The notion of a united Europe appeared during the Pax Romana, projected initially from Rome in about 27 BCE to 1453 CE, when the Roman empire lost Constantinople to Ottoman Sultan Mehmet II. There were many twists and turns, notably long periods of war, collapse and disintegration across that period. As historian Michael Howard explained, peace in Europe existed “only in exceptional and precarious oases of time and place”. Time and space do not allow elaboration here, but the point is that the early idea of a united Europe sits deep in the history of that continent. But it was not until the end of World War 2 that the first serious steps were taken to create a supranational body.    

There is absolutely no indication, beyond romantic idealism and rhetoric, that African countries can establish a union even remotely similar to the EU. The obstacles seem unsurmountable. As things stand, countries on the continent have to stop conflict, establish conflict resolution mechanisms that are agreeable to 54 states, secure market stability, tame financial volatility and ensure reliable banking systems. The Geneva Graduate Institute estimates there are about 35 “noninternational armed conflicts” in Africa. This means there are 35 countries in Africa where there is domestic conflict.

Simultaneously, finance systems on the continent are under pressure because of volatility and a lack of dollars to facilitate cross-border trade. According to the International Monetary Fund (IMF), there are at least 42 different currencies circulating on the continent. These currencies have differing degrees of convertibility, which represents a huge obstacle to integration. If we are to avoid the problems the Great Depression revealed, better regulation may be necessary and blind liberalisation of capital markets has to be avoided. 

At the outset, African politicians and policymakers may have to rethink things such as “decoupling” from the global political economy, and cease permanent ideological hostility towards foreign investors. Individual African countries cannot possibly afford to invest in neighbouring states when they themselves have to make do with limited foreign currency and depleted savings. If African states want to move from being rule-takers to being rule-makers, it is important that highly skilled technocrats and trusted public officials participate in global financial rule-making. This would ensure that appropriate levels of banking flows get to states on the continent.

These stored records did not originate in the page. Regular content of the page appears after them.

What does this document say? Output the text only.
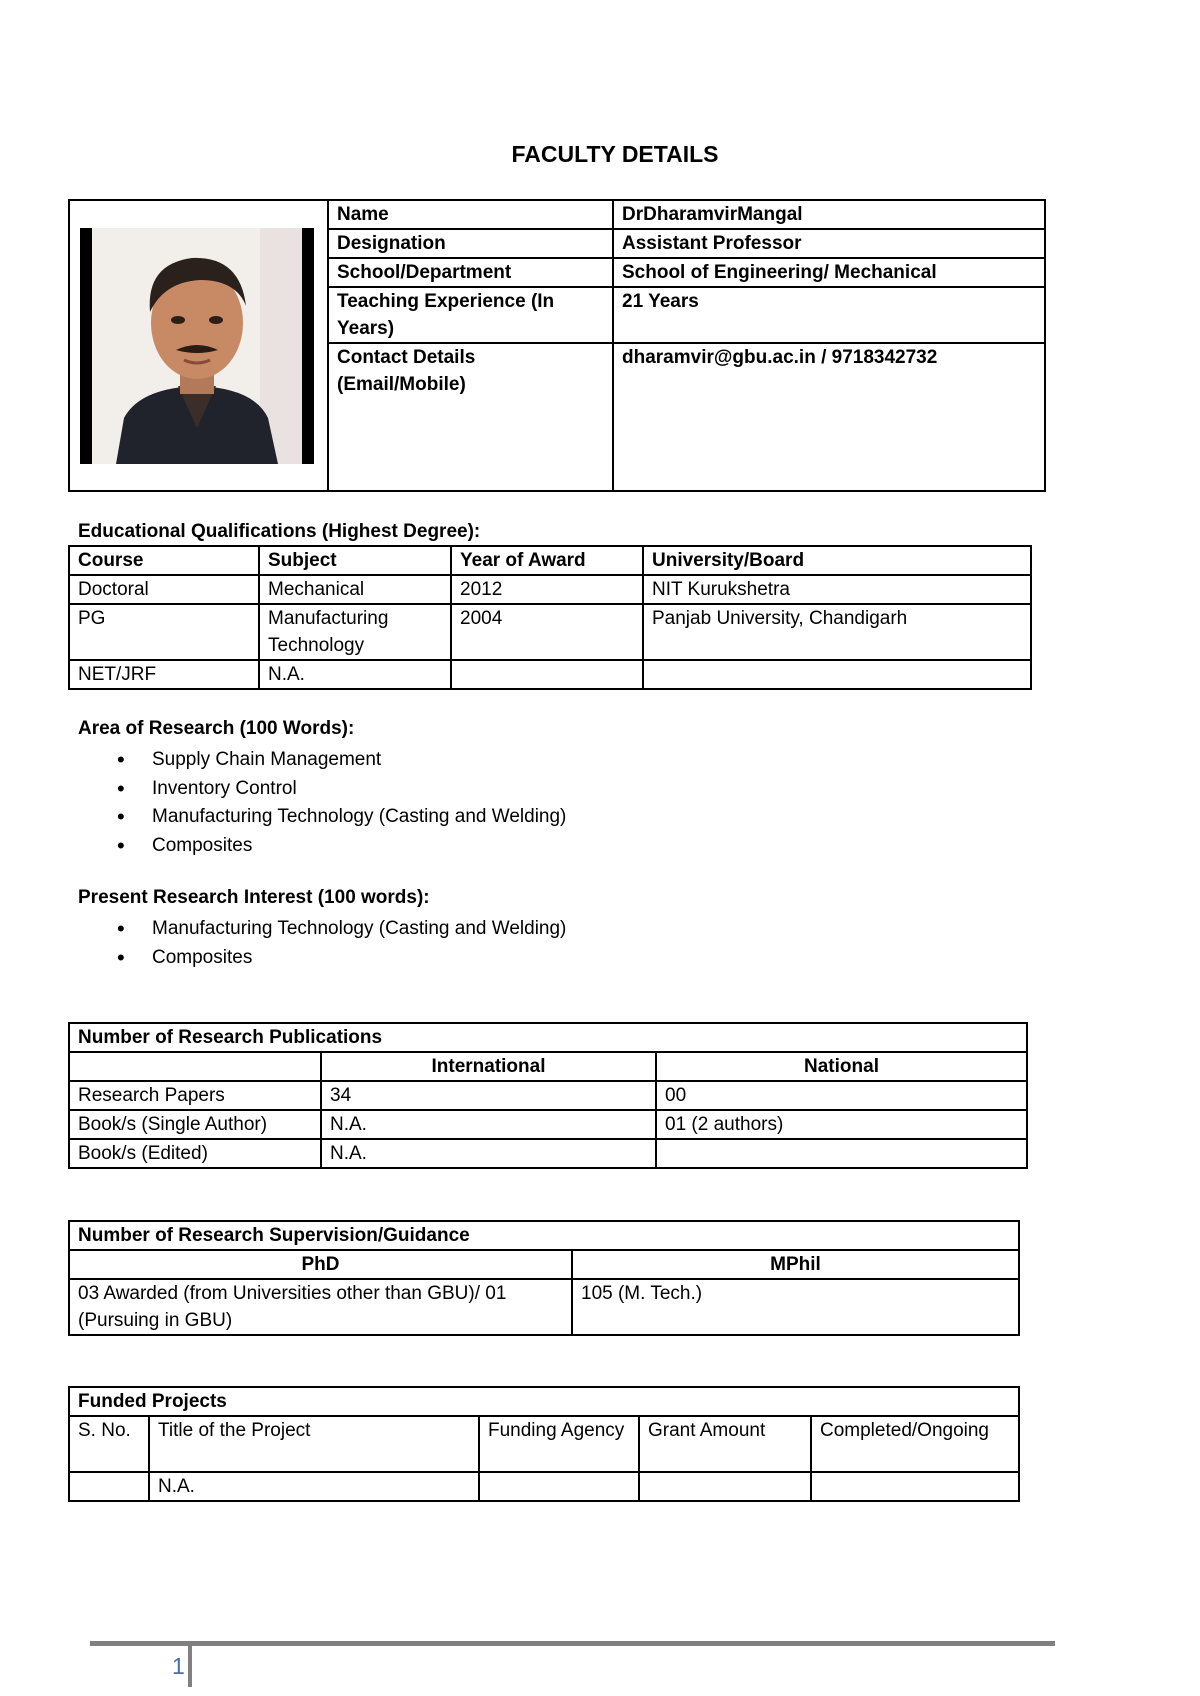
FACULTY DETAILS
	Name	DrDharamvirMangal
	Designation	Assistant Professor
	School/Department	School of Engineering/ Mechanical
	Teaching Experience (In Years)	21 Years
	Contact Details (Email/Mobile)	dharamvir@gbu.ac.in / 9718342732
Educational Qualifications (Highest Degree):
Course	Subject	Year of Award	University/Board
Doctoral	Mechanical	2012	NIT Kurukshetra
PG	Manufacturing Technology	2004	Panjab University, Chandigarh
NET/JRF	N.A.		
Area of Research (100 Words):
• Supply Chain Management
• Inventory Control
• Manufacturing Technology (Casting and Welding)
• Composites
Present Research Interest (100 words):
• Manufacturing Technology (Casting and Welding)
• Composites
Number of Research Publications		
	International	National
Research Papers	34	00
Book/s (Single Author)	N.A.	01 (2 authors)
Book/s (Edited)	N.A.	
Number of Research Supervision/Guidance	
PhD	MPhil
03 Awarded (from Universities other than GBU)/ 01 (Pursuing in GBU)	105 (M. Tech.)
Funded Projects				
S. No.	Title of the Project	Funding Agency	Grant Amount	Completed/Ongoing
	N.A.			
1
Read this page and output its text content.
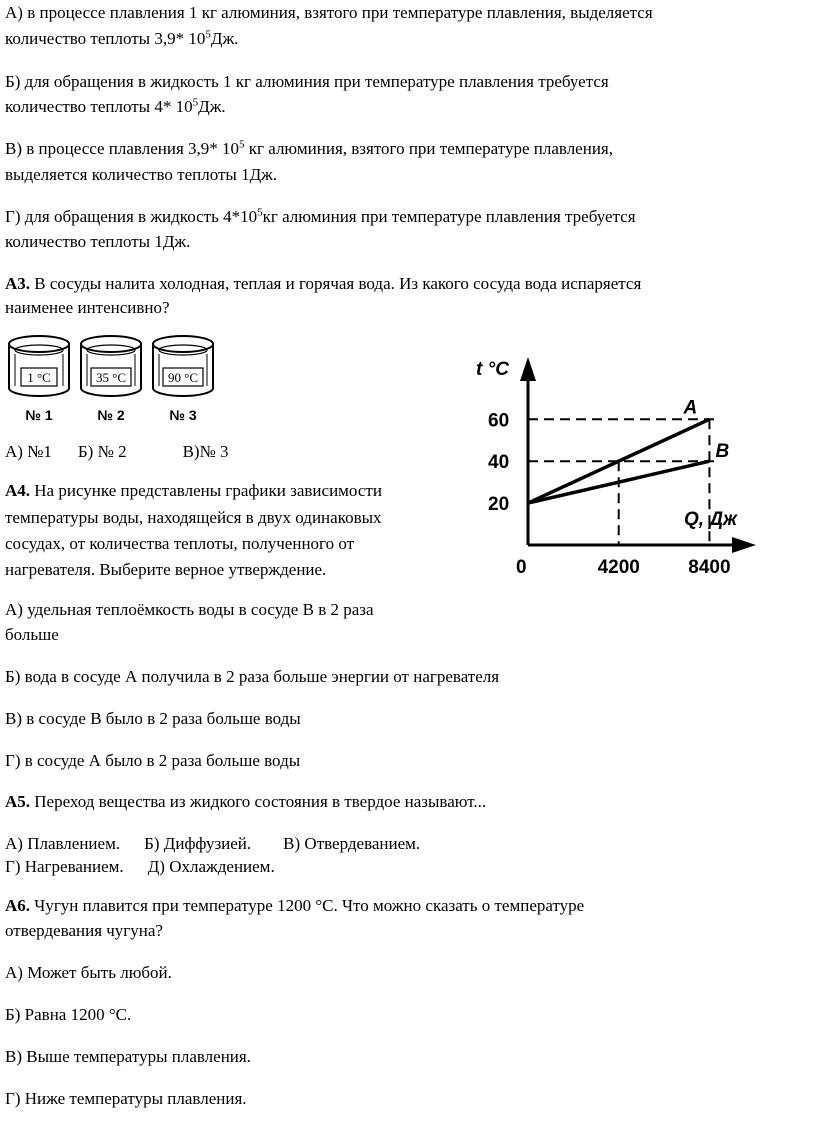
А) в процессе плавления 1 кг алюминия, взятого при температуре плавления, выделяется
количество теплоты 3,9* $10^5Дж$.
Б) для обращения в жидкость 1 кг алюминия при температуре плавления требуется
количество теплоты 4* $10^5Дж$.
В) в процессе плавления 3,9* $10^5$ кг алюминия, взятого при температуре плавления,
выделяется количество теплоты 1Дж.
Г) для обращения в жидкость $4*10^5кг$ алюминия при температуре плавления требуется
количество теплоты 1Дж.
А3. В сосуды налита холодная, теплая и горячая вода. Из какого сосуда вода испаряется
наименее интенсивно?
1 °C
№ 1
35 °C
№ 2
90 °C
№ 3
А) №1 Б) № 2	В)№ 3
А4. На рисунке представлены графики зависимости
температуры воды, находящейся в двух одинаковых
сосудах, от количества теплоты, полученного от
нагревателя. Выберите верное утверждение.
A
B
20
40
60
4200	8400
t °C
Q, Дж
0
А) удельная теплоёмкость воды в сосуде В в 2 раза
больше
Б) вода в сосуде А получила в 2 раза больше энергии от нагревателя
В) в сосуде В было в 2 раза больше воды
Г) в сосуде А было в 2 раза больше воды
А5. Переход вещества из жидкого состояния в твердое называют...
А) Плавлением. Б) Диффузией. В) Отвердеванием.
Г) Нагреванием. Д) Охлаждением.
А6. Чугун плавится при температуре 1200 °С. Что можно сказать о температуре
отвердевания чугуна?
А) Может быть любой.
Б) Равна 1200 °С.
В) Выше температуры плавления.
Г) Ниже температуры плавления.
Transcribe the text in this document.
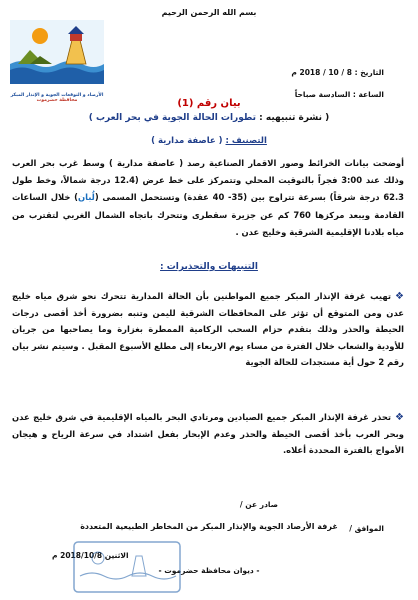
بسم الله الرحمن الرحيم
التاريخ : 8 / 10 / 2018 م
الساعة : السادسة صباحاً
الأرصاد و التوقعات الجوية و الإنذار المبكر
محافظة حضرموت	بيان رقم (1)
( نشرة تنبيهيه : تطورات الحالة الجوية في بحر العرب )
التصنيف : ( عاصفة مدارية )
أوضحت بيانات الخرائط وصور الاقمار الصناعية رصد ( عاصفة مدارية ) وسط غرب بحر العرب وذلك عند 3:00 فجراً بالتوقيت المحلي وتتمركز على خط عرض (12.4 درجة شمالاً، وخط طول 62.3 درجة شرقاً) بسرعة تتراوح بين (35- 40 عقدة) وتستحمل المسمى (لُبان) خلال الساعات القادمة ويبعد مركزها 760 كم عن جزيرة سقطرى وتتحرك باتجاه الشمال الغربي لتقترب من مياه بلادنا الإقليمية الشرقية وخليج عدن .
التنبيهات والتحذيرات :
❖تهيب غرفة الإنذار المبكر جميع المواطنين بأن الحالة المدارية تتحرك نحو شرق مياه خليج عدن ومن المتوقع أن تؤثر على المحافظات الشرقية لليمن وتنبه بضرورة أخذ أقصى درجات الحيطة والحذر وذلك بتقدم حزام السحب الركامية الممطرة بغزارة وما يصاحبها من جريان للأودية والشعاب خلال الفترة من مساء يوم الاربعاء إلى مطلع الأسبوع المقبل . وسيتم نشر بيان رقم 2 حول أية مستجدات للحالة الجوية
❖تحذر غرفة الإنذار المبكر جميع الصيادين ومرتادي البحر بالمياه الإقليمية في شرق خليج عدن وبحر العرب بأخذ أقصى الحيطة والحذر وعدم الإبحار بفعل اشتداد في سرعة الرياح و هيجان الأمواج بالفترة المحددة أعلاه.
صادر عن /
الموافق /
غرفة الأرصاد الجوية والإنذار المبكر من المخاطر الطبيعية المتعددة
الاثنين 2018/10/8 م
- ديوان محافظة حضرموت -
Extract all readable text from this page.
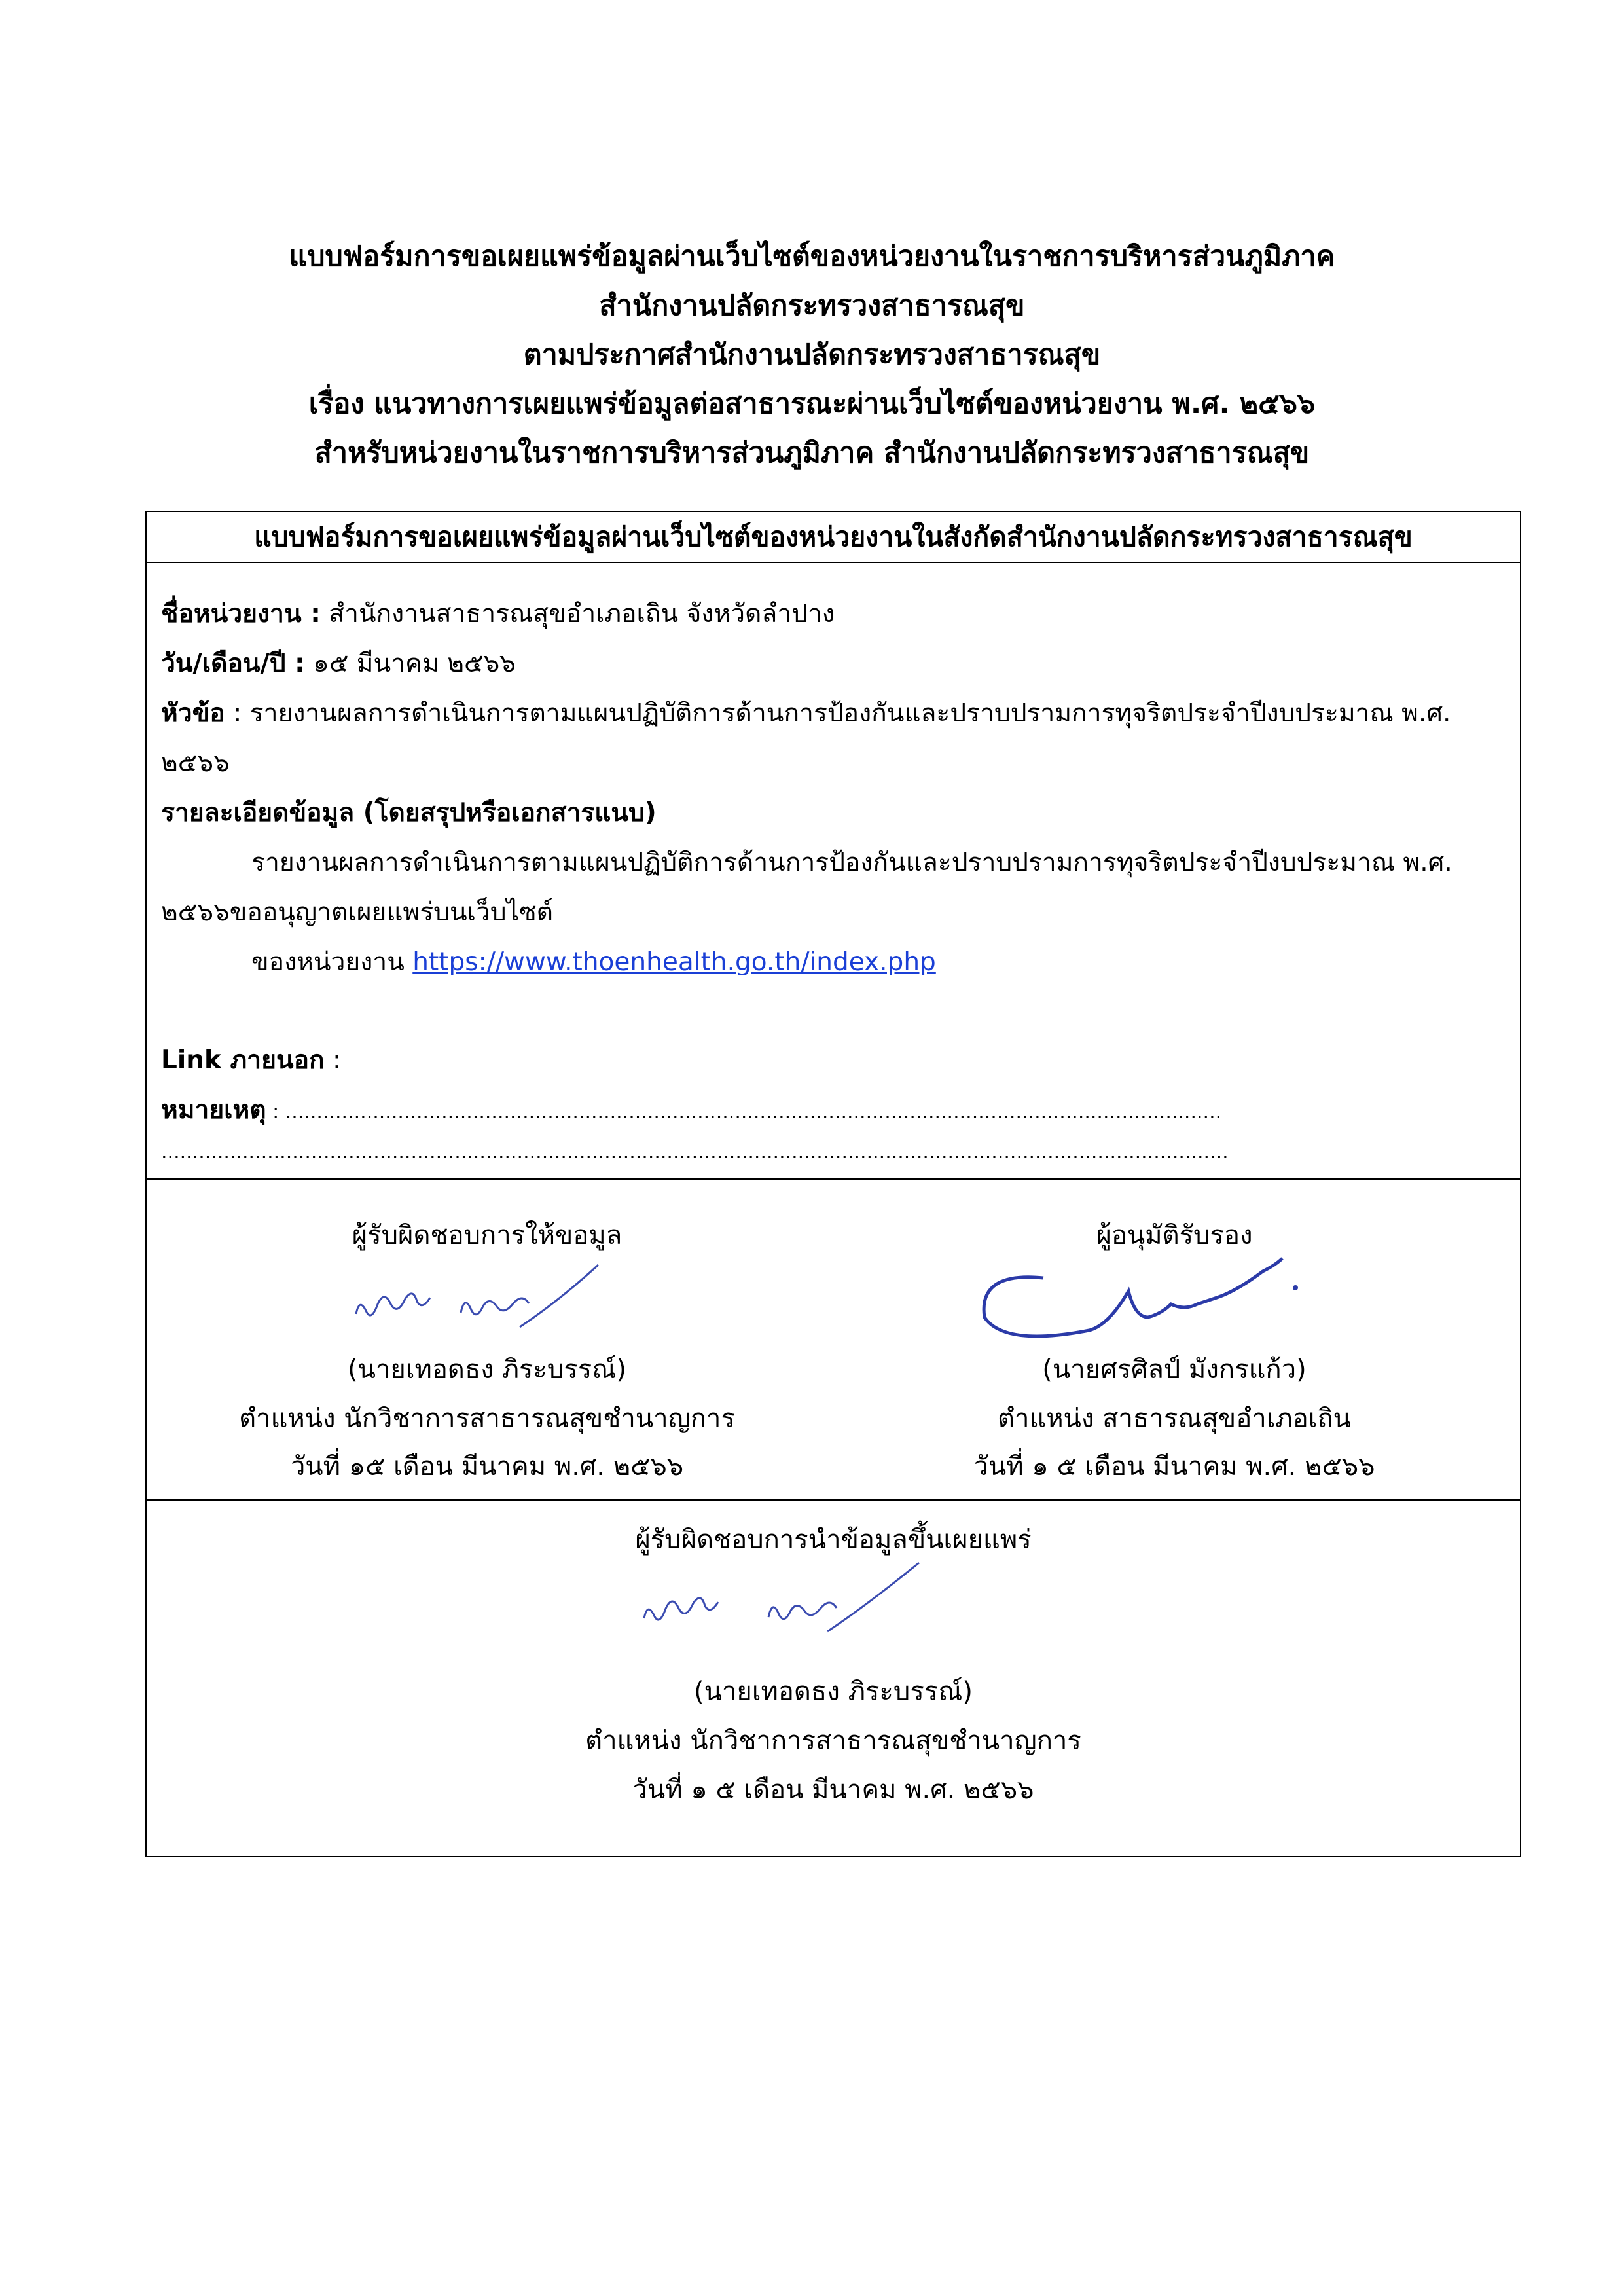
แบบฟอร์มการขอเผยแพร่ข้อมูลผ่านเว็บไซต์ของหน่วยงานในราชการบริหารส่วนภูมิภาค
สำนักงานปลัดกระทรวงสาธารณสุข
ตามประกาศสำนักงานปลัดกระทรวงสาธารณสุข
เรื่อง แนวทางการเผยแพร่ข้อมูลต่อสาธารณะผ่านเว็บไซต์ของหน่วยงาน พ.ศ. ๒๕๖๖
สำหรับหน่วยงานในราชการบริหารส่วนภูมิภาค สำนักงานปลัดกระทรวงสาธารณสุข
แบบฟอร์มการขอเผยแพร่ข้อมูลผ่านเว็บไซต์ของหน่วยงานในสังกัดสำนักงานปลัดกระทรวงสาธารณสุข
ชื่อหน่วยงาน : สำนักงานสาธารณสุขอำเภอเถิน จังหวัดลำปาง
วัน/เดือน/ปี : ๑๕ มีนาคม ๒๕๖๖
หัวข้อ : รายงานผลการดำเนินการตามแผนปฏิบัติการด้านการป้องกันและปราบปรามการทุจริตประจำปีงบประมาณ พ.ศ.
๒๕๖๖
รายละเอียดข้อมูล (โดยสรุปหรือเอกสารแนบ)
รายงานผลการดำเนินการตามแผนปฏิบัติการด้านการป้องกันและปราบปรามการทุจริตประจำปีงบประมาณ พ.ศ.
๒๕๖๖ขออนุญาตเผยแพร่บนเว็บไซต์
ของหน่วยงาน https://www.thoenhealth.go.th/index.php
Link ภายนอก :
หมายเหตุ : ......................................................................................................................................................
...........................................................................................................................................................................
ผู้รับผิดชอบการให้ขอมูล
(นายเทอดธง ภิระบรรณ์)
ตำแหน่ง นักวิชาการสาธารณสุขชำนาญการ
วันที่ ๑๕ เดือน มีนาคม พ.ศ. ๒๕๖๖
ผู้อนุมัติรับรอง
(นายศรศิลป์ มังกรแก้ว)
ตำแหน่ง สาธารณสุขอำเภอเถิน
วันที่ ๑ ๕ เดือน มีนาคม พ.ศ. ๒๕๖๖
ผู้รับผิดชอบการนำข้อมูลขึ้นเผยแพร่
(นายเทอดธง ภิระบรรณ์)
ตำแหน่ง นักวิชาการสาธารณสุขชำนาญการ
วันที่ ๑ ๕ เดือน มีนาคม พ.ศ. ๒๕๖๖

There were murmurs of a pan-African parliament in the early 1960s, notably when the Organisation for African Unity (OAU), the predecessor of the AU, was established in 1963. The OAU’s main objectives were to promote self-government, respect for territorial boundaries and social progress throughout the African continent. The next significant steps towards political, economic and financial integration were taken with the Entebbe Summit for Peace and Prosperity in 1998, which reaffirmed that the OAU would guide the policies and integration of African countries into the global political economy, and that they were “as flexible and creative as those applied to post-war Europe and Asia”.

The success of European integration, as exemplar, was attributable at the outset to creating transnational institutions, free movement of goods and services and a common belief that conflict and war were antithetical to establishing a pacific community. The policy ideals about pan-Africanism have to be matched by mature analyses that would urge individual states to address domestic conditions that will create incentives for functional integration. A US of Africa will not become reality by wishing it into existence. 

• Lagardien, an external examiner at the Nelson Mandela School of Public Governance, has worked in the office of the chief economist of the World Bank as well as the secretariat of the National Planning Commission.